King of the Road’ Joey Dunlop OBE MBE first saw the course in 1976 as he set off for his first practice - he went home with two replicas. The first of his record breaking 26 wins came in the 1977 Jubilee Classic Race. He won the TT Formula 1 Race six years in a row between 1983 and 1988 and was Formula 1 World Champion five times. He is the only rider to have three hat-tricks to his name - 1985 F1, Senior and Junior, 1988 F1, Senior and Junior and in 2000 the Formula One, Lightweight and Ultra Lightweight. He has lapped the course at over 110 mph in races 256 times and has more 120mph plus laps to his credit than any other rider in the history of the races. He started in 100 races on the TT course, 98 TT and two Classic MGP Junior Races. His astounding record of successes speak for themselves. Altogether Joey’s 26 TT wins include 7 Formula 1, 4 Senior, 3 Junior, 5 Lightweight and 5 UltraLightweight Races, plus the 1977 Jubilee Race and the 1980 Classic 1000. During TT2000, at the age of 48, Joey counted the magnificent win in the Duke Formula One as one of his most rewarding. In his final lap of the TT circuit – the sixth lap of the Senior Race - he set his fastest ever lap at 123.87mph to become joint fourth fastest man around the course.

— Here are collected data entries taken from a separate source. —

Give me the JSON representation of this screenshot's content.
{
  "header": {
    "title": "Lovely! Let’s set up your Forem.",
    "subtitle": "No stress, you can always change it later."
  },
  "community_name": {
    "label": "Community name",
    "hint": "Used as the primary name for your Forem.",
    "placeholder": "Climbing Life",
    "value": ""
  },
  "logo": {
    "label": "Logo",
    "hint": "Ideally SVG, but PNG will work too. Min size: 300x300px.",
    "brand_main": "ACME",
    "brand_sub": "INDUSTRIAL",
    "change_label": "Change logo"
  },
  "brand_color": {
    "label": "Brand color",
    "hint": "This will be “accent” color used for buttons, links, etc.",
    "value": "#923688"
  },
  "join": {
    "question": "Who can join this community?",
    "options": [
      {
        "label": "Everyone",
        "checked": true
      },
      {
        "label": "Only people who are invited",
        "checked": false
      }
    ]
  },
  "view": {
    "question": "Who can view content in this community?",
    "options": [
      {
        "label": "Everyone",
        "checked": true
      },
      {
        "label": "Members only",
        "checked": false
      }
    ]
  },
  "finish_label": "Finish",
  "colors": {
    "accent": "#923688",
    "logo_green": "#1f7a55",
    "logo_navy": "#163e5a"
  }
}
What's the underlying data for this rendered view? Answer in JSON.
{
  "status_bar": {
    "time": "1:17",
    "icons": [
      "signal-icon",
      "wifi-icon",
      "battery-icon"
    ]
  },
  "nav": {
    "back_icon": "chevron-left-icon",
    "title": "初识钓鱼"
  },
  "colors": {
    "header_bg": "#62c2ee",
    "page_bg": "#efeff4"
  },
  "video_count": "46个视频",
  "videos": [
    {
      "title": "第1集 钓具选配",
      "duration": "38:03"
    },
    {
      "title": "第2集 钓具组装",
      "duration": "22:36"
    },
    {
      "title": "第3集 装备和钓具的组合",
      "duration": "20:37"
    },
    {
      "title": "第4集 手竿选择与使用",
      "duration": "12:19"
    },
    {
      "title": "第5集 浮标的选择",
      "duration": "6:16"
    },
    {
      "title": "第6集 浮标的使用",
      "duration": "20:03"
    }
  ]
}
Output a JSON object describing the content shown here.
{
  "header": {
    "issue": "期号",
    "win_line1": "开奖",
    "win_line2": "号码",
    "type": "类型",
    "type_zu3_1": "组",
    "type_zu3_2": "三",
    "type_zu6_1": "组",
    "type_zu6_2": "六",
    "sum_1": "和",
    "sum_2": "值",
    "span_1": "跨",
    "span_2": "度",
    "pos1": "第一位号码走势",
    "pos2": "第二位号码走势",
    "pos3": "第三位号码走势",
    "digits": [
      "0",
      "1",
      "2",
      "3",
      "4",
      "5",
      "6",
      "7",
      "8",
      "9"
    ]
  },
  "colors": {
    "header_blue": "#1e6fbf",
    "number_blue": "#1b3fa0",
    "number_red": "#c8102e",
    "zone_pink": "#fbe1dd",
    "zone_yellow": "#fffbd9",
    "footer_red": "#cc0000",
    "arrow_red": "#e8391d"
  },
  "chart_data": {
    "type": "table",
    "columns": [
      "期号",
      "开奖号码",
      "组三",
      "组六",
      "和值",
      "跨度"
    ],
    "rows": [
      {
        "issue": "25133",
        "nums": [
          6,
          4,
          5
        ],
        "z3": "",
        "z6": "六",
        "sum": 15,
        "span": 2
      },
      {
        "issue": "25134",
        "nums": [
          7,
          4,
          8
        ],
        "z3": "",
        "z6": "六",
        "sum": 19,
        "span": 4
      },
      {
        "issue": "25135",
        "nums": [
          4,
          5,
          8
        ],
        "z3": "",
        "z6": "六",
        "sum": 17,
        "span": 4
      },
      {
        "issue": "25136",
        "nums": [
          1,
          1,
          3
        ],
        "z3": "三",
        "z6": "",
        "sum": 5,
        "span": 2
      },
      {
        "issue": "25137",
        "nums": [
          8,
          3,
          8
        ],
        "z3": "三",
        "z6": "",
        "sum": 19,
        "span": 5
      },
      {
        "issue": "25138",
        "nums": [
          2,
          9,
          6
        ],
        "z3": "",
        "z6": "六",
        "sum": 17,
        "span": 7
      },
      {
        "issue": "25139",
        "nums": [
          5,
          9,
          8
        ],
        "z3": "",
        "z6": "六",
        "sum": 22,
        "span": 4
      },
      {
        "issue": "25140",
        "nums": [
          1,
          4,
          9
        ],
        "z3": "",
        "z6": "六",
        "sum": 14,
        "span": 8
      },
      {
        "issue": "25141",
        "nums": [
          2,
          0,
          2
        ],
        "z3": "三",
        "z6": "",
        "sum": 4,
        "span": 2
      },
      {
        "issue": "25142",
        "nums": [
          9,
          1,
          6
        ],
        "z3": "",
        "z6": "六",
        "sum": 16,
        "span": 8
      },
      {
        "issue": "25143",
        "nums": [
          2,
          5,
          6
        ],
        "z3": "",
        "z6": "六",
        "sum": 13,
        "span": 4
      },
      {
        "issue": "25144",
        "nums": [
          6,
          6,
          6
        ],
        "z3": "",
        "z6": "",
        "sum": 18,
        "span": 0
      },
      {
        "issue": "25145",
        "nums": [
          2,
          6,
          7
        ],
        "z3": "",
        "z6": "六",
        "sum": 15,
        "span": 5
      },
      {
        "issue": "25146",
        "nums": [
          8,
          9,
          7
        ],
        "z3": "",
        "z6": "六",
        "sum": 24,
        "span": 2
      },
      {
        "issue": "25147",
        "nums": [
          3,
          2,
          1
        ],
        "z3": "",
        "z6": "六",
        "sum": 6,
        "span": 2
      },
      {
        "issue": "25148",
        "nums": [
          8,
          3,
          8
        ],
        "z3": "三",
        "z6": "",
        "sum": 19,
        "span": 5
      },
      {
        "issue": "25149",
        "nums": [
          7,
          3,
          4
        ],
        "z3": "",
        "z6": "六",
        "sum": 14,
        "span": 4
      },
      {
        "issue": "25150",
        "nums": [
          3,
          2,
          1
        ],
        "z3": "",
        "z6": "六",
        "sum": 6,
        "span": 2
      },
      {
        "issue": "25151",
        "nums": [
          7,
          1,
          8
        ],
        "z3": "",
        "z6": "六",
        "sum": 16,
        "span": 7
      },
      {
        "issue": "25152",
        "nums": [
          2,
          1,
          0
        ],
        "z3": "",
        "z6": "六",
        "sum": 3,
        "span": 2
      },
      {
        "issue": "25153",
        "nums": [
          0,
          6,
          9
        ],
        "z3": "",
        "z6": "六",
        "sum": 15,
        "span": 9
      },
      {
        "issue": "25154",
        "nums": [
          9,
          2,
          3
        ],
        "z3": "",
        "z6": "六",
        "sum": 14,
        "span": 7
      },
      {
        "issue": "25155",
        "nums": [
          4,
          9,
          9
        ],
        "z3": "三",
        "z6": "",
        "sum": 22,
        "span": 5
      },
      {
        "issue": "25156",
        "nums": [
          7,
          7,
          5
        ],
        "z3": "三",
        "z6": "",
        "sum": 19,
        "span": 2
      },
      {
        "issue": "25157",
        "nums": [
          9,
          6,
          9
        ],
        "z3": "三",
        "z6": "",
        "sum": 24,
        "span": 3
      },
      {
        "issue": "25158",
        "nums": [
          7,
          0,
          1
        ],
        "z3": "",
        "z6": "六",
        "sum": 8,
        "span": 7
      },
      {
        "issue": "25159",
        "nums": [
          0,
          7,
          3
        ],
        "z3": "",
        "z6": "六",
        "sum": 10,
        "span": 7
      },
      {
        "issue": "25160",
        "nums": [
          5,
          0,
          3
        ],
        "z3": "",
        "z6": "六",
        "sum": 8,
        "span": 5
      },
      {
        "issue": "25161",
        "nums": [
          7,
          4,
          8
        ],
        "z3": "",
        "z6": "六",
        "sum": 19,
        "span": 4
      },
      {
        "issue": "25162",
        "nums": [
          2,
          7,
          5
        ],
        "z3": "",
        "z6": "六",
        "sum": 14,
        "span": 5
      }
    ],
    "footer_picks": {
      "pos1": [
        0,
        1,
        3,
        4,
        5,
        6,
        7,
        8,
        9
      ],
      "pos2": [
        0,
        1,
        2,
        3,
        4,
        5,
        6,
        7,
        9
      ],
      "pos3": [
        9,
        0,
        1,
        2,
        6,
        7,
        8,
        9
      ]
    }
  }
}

Just from the photos that guy looks like somebody you really wouldn't want to get on the wrong side of in a bar. And when you consider that insane and fearless racing record...whoooeee. Hard to imagine anyone equaling that in any other high-speed racing discipline. But of course someone will post up to the contrary inside of 10 minutes, I suppose.
I don't think so, Rat. If one guy can win it 26 phreakin' times, that means it's possible to do it well and with some degree of safety. Do you think all the high-end alpinists have sh*t brains, too? I'm really inspired by these guys even if I have ABSOLUTELY no desire to try it. Just like I'll never speed climb the Captain or do any number of things we celebrate as outdoor athletes. Remember, there are vast numbers of people who think what YOU have done as a roped climber means you have sh*t for brains. To even consider riding the Isle of Man means a rider must have some considerable experience and skill, something non-riders/non-racers can hardly imagine--just like my dear old mum had absolutely NO idea what to think beyond sheer terror for her son and worry of his sanity when I showed her pictures of climbing El Capitan when I was 18.
I'm thinking if we had a short video of rock climbers in action with many bad grounders, ledge-outs, and various, sundry crashes and disasters spliced in to the rockin' sound track, we could pretty easily create a similar effect of madness about our sport.